8 1/2 x 11
E-ISSN
2397-6227

Computational Psychiatry

2018, Vol. 2, Pages 183-204
(doi: 10.1162/cpsy_a_00022)
© 2018 Massachusetts Institute of Technology Published under a Creative Commons Attribution 4.0 International (CC BY 4.0) license
Active Inference and Auditory Hallucinations
Article PDF (1.5 MB)
Abstract
Auditory verbal hallucinations (AVH) are often distressing symptoms of several neuropsychiatric conditions, including schizophrenia. Using a Markov decision process formulation of active inference, we develop a novel model of AVH as false (positive) inference. Active inference treats perception as a process of hypothesis testing, in which sensory data are used to disambiguate between alternative hypotheses about the world. Crucially, this depends upon a delicate balance between prior beliefs about unobserved (hidden) variables and the sensations they cause. A false inference that a voice is present, even in the absence of auditory sensations, suggests that prior beliefs dominate perceptual inference. Here we consider the computational mechanisms that could cause this imbalance in perception. Through simulation, we show that the content of (and confidence in) prior beliefs depends on beliefs about policies (here sequences of listening and talking) and on beliefs about the reliability of sensory data.
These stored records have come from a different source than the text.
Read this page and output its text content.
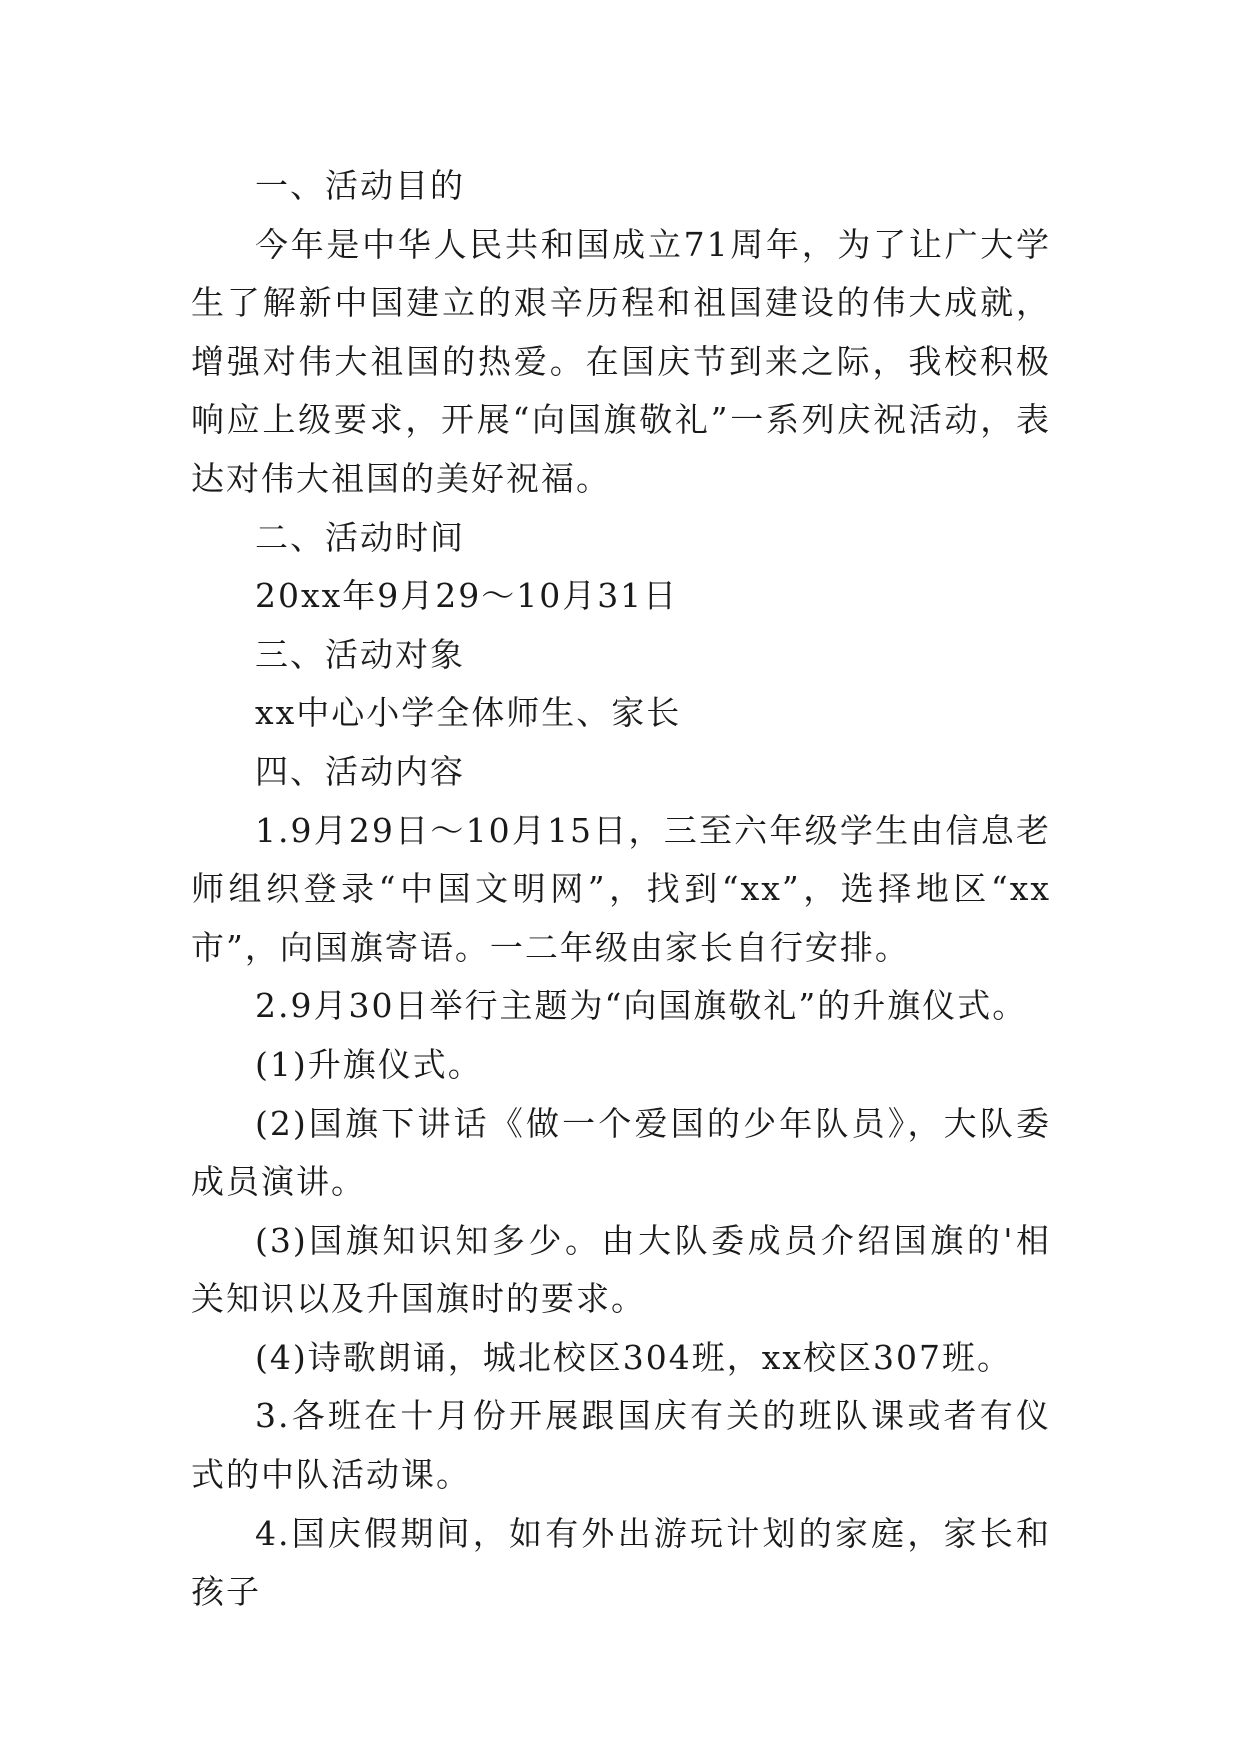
一、活动目的

今年是中华人民共和国成立71周年，为了让广大学生了解新中国建立的艰辛历程和祖国建设的伟大成就，增强对伟大祖国的热爱。在国庆节到来之际，我校积极响应上级要求，开展“向国旗敬礼”一系列庆祝活动，表达对伟大祖国的美好祝福。

二、活动时间

20xx年9月29～10月31日

三、活动对象

xx中心小学全体师生、家长

四、活动内容

1.9月29日～10月15日，三至六年级学生由信息老师组织登录“中国文明网”，找到“xx”，选择地区“xx市”，向国旗寄语。一二年级由家长自行安排。

2.9月30日举行主题为“向国旗敬礼”的升旗仪式。

(1)升旗仪式。

(2)国旗下讲话《做一个爱国的少年队员》，大队委成员演讲。

(3)国旗知识知多少。由大队委成员介绍国旗的'相关知识以及升国旗时的要求。

(4)诗歌朗诵，城北校区304班，xx校区307班。

3.各班在十月份开展跟国庆有关的班队课或者有仪式的中队活动课。

4.国庆假期间，如有外出游玩计划的家庭，家长和孩子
We demonstrate several ways in which hallucinatory percepts could occur when an agent expects to hear a voice in the presence of imprecise sensory data. This model expresses, in formal terms, alternative computational mechanisms that underwrite AVH and, speculatively, can be mapped onto neurobiological changes associated with schizophrenia. The interaction of action and perception is important in modeling AVH, given that speech is a fundamentally enactive and interactive process—and that hallucinators often actively engage with their voices.